Der technisch geblendete Mensch
Aus Wikingerwerkstatt
Mit dem Blick abwärts, die Augen über dem Horizont und den Pulsar unter sich, hat der Mensch die Richtung seiner Verachtung neu ausgerichtet.
Schaute dieser mit Bewunderung, entrückt oder flehend auf ein Bild seiner selbst, welches zu erreichen sein Ziel war, einst aufwärts, ist nun die Orientierung und die wuchtige Überhebung des eigenen Selbst an diese Stelle getreten.

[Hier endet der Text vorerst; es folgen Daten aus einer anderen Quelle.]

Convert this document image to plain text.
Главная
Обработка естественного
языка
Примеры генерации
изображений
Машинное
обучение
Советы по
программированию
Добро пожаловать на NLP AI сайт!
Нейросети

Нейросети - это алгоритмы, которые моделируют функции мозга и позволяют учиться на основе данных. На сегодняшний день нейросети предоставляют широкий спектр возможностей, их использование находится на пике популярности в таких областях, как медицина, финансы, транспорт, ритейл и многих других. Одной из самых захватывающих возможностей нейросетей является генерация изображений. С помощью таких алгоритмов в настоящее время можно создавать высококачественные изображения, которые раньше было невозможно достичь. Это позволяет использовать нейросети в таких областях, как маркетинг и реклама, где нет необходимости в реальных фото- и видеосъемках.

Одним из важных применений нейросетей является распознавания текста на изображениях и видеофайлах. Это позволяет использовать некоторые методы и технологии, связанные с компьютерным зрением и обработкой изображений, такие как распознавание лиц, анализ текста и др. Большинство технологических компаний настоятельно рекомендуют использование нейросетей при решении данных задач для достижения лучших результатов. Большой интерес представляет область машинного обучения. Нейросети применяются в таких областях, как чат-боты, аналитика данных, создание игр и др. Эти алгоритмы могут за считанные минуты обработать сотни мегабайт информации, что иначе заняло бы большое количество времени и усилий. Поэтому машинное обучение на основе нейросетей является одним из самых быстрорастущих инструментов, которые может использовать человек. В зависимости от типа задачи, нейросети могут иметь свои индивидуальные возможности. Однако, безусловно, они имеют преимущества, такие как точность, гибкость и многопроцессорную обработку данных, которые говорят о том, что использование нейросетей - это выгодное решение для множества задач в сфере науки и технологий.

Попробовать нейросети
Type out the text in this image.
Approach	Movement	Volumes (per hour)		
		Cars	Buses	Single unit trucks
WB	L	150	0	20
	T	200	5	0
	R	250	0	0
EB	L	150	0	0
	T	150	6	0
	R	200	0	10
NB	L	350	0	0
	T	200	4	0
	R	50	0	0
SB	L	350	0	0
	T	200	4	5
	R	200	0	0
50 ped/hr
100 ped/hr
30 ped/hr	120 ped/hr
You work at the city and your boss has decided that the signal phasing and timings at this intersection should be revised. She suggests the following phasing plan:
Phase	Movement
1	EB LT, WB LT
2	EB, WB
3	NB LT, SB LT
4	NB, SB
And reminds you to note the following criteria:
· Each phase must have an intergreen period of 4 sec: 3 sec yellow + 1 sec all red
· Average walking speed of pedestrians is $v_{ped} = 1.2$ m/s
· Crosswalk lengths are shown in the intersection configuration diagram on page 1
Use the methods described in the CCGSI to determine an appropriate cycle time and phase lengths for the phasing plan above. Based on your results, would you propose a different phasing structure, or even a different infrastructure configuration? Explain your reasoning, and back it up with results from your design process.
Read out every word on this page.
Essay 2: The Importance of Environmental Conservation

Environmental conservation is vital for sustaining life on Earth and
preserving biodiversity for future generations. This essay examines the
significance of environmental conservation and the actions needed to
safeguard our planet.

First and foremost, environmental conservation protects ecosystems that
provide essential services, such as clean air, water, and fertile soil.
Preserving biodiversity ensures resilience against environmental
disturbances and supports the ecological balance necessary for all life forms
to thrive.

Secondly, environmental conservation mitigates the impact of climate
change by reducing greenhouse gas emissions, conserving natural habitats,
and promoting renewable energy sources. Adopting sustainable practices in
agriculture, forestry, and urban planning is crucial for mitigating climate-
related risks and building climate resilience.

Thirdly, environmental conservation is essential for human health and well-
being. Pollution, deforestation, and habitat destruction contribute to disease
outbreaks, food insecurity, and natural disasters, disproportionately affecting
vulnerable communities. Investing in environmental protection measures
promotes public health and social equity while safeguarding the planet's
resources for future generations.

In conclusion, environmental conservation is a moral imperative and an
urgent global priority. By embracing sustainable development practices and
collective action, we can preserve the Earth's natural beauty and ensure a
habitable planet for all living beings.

Nicht die Augen mit geelem Weiß und einer prächtig bunten Iris sind die Fenster zur Welt, sondern schwarze Löcher, deren Widerschein des Nichts, des Entweihten, die reine technisierte Objektivität im Weiß der Reflektion sich andeutet und mit der Spiegelung den Menschen zum Opfer seiner Selbst macht. Getrennt vom empfangenden Blick mit bündelnder Linse und sensibler Netzhaut, sind es Ersatzaugen, schwarze Analysegeräte, die eine Welt ohne Horizont und ohne Facetten klar durchstrukturiert und völlig erfasst hat.
Verzerrt jedoch sein Mund zum mechanischen Lächeln. Durchschimmernd unter robotisierten Schichten seine Haut über den verborgen fleischlichen Resten, die an den rechten Bildrand verbannt sind und den eigentlichen Schatten tragen. Nicht das Rot verheißt das Gute einer Einzigartigkeit, nicht der Pulsar oder die Sonne geben Kraft, weder der Zyklus noch das klobige Pendant der Objekte, der schwarze Quader im Hintergrund, sind Antreiber oder machten den Menschen individuell. Alles ist eins und leidend, am verzerrten Mundwinkel sichtbar, der zur eigenen Erheiterung aufwärts verkrampft ist.
So geriert sich der Mensch als Teil einer konstruierten und völlig über- und durchschaubaren Welt, deren Maß er einst war. Degradiert schaut er drein, runter und ist selber nur Ding.